At pre-Budget prices, that means that, for most popular brands of cigarette, the Treasury takes pounds2.80 on every pounds3.36 packet of 20 sold over the counter.
Action on Smoking and Health, which wants to see the price rise to pounds5 a pack within five years, says that at low rates of increase in the price of tobacco, the effect on consumption is relatively small: that is to say, demand is inelastic.
It argues that a 24p increase this week would prevent 2,700 premature deaths a year in the long run, but would also increase revenues by pounds500m.
In other words, though consumption would fall, it would do so at a lower rate than the increase in price.
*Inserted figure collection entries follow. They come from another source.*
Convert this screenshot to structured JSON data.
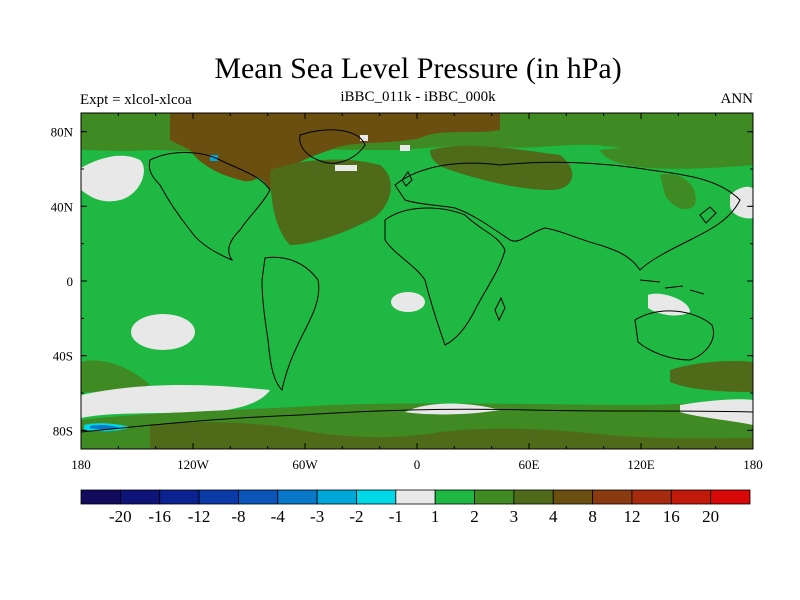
{
  "title": "Mean Sea Level Pressure (in hPa)",
  "left_subtitle": "Expt = xlcol-xlcoa",
  "center_subtitle": "iBBC_011k - iBBC_000k",
  "right_subtitle": "ANN",
  "chart_data": {
    "type": "heatmap",
    "projection": "cylindrical-equidistant",
    "variable": "Mean Sea Level Pressure difference (hPa)",
    "lon_ticks": [
      "180",
      "120W",
      "60W",
      "0",
      "60E",
      "120E",
      "180"
    ],
    "lon_values": [
      -180,
      -120,
      -60,
      0,
      60,
      120,
      180
    ],
    "lat_ticks": [
      "80N",
      "40N",
      "0",
      "40S",
      "80S"
    ],
    "lat_values": [
      80,
      40,
      0,
      -40,
      -80
    ],
    "lon_range": [
      -180,
      180
    ],
    "lat_range": [
      -90,
      90
    ],
    "colorbar": {
      "levels": [
        "-20",
        "-16",
        "-12",
        "-8",
        "-4",
        "-3",
        "-2",
        "-1",
        "1",
        "2",
        "3",
        "4",
        "8",
        "12",
        "16",
        "20"
      ],
      "colors": [
        "#120a5c",
        "#0e1477",
        "#0b2290",
        "#0a3aa6",
        "#0a56b8",
        "#0a78c8",
        "#00a6d8",
        "#00d8e8",
        "#e8e8e8",
        "#1fb843",
        "#3f8a22",
        "#4f6a18",
        "#6a4f10",
        "#8a3a10",
        "#a52a0e",
        "#c01a0a",
        "#d80808"
      ]
    },
    "dominant_range": "1 to 2 hPa over most of globe"
  }
}
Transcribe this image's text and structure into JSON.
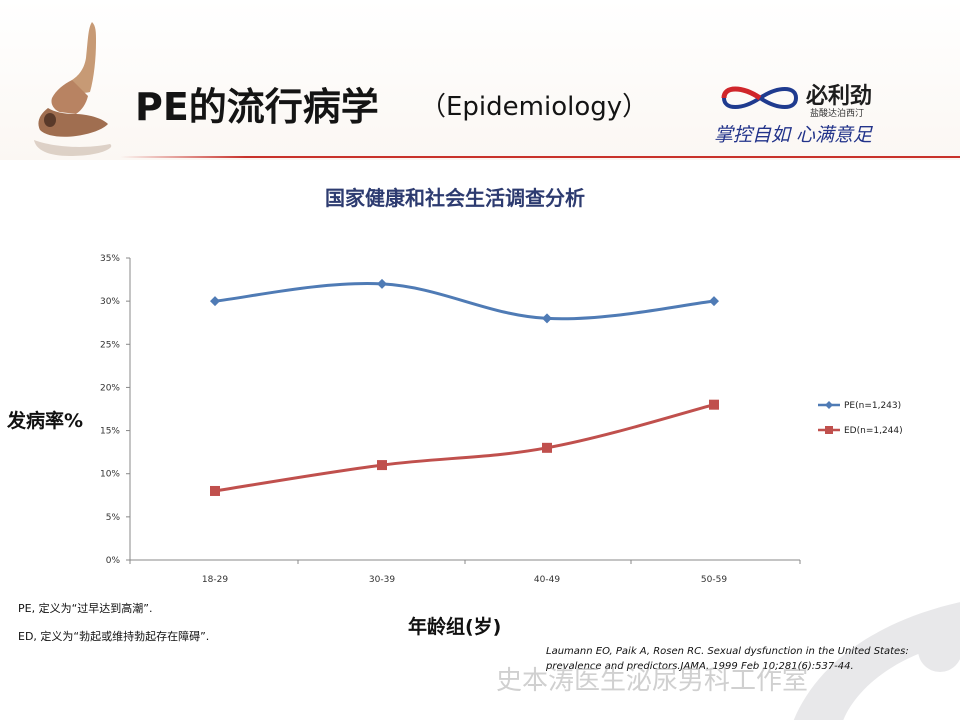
{
  "header": {
    "title": "PE的流行病学",
    "title_paren": "（Epidemiology）",
    "logo": {
      "name": "必利劲",
      "sub": "盐酸达泊西汀",
      "slogan": "掌控自如 心满意足"
    }
  },
  "subtitle": "国家健康和社会生活调查分析",
  "notes": [
    "PE, 定义为“过早达到高潮”.",
    "ED, 定义为“勃起或维持勃起存在障碍”."
  ],
  "citation": "Laumann EO, Paik A, Rosen RC. Sexual dysfunction in the United States: prevalence and predictors.JAMA. 1999 Feb 10;281(6):537-44.",
  "watermark": "史本涛医生泌尿男科工作室",
  "colors": {
    "pe": "#4f7bb5",
    "ed": "#c0504d",
    "rule": "#c8322b",
    "subtitle": "#2d3b70"
  },
  "chart_data": {
    "type": "line",
    "title": "",
    "xlabel": "年龄组(岁)",
    "ylabel": "发病率%",
    "categories": [
      "18-29",
      "30-39",
      "40-49",
      "50-59"
    ],
    "ylim": [
      0,
      35
    ],
    "yticks": [
      "0%",
      "5%",
      "10%",
      "15%",
      "20%",
      "25%",
      "30%",
      "35%"
    ],
    "ytick_values": [
      0,
      5,
      10,
      15,
      20,
      25,
      30,
      35
    ],
    "grid": false,
    "legend": "right",
    "series": [
      {
        "name": "PE(n=1,243)",
        "values": [
          30,
          32,
          28,
          30
        ],
        "marker": "diamond",
        "color": "#4f7bb5"
      },
      {
        "name": "ED(n=1,244)",
        "values": [
          8,
          11,
          13,
          18
        ],
        "marker": "square",
        "color": "#c0504d"
      }
    ]
  }
}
And one thing on which the anti-smoking lobby and the tobacco industry are agreed is that this hits poorer households hardest.
In its pre-Budget submission, ASH says it is increasingly concerned that tobacco taxes are 'creating additional health inequalities'. It points out that pounds1,200 a year spent on smoking 20 cigarettes a day amounts to 'a very substantial part of the budget of a low-income family'.
ASH argues for a major anti-smoking programme aimed specifically at those on low incomes to 'mitigate the ethical difficulties of raising the price of an addictive product' and to offset the regressive effects of tobacco taxation.
Demand for cigarettes is not affected by tobacco taxes alone.
A report on alcohol taxes by the Institute for Fiscal Studies in 1990 looked at the effect of tax rises affecting beer, wine, spirits and tobacco, and concluded that raising the price of one could even increase the consumption of others. The IFS calculated that a 10 per cent increase in the price of wine would lead to a fall in wine consumption of 14 per cent and a fall in spirits consumption of 4 per cent, but would actually lead to a small rise in the amount of beer drunk.
And it showed that a 10 per cent rise in the price of tobacco would mean a small drop in the amount of beer and spirits drunk, but an increase - albeit tiny - in the amount of wine consumed.
A further risk is that smokers will turn to other sources of supply. The black market in alcohol and rolling tobacco imported from lower-taxed countries is already thriving.
So while the chancellor can win plaudits for raising the tax on cigarettes, he also risks widening inequalities in wealth and health; and by tinkering with other tax rates, could inadvertently encourage people to smoke more.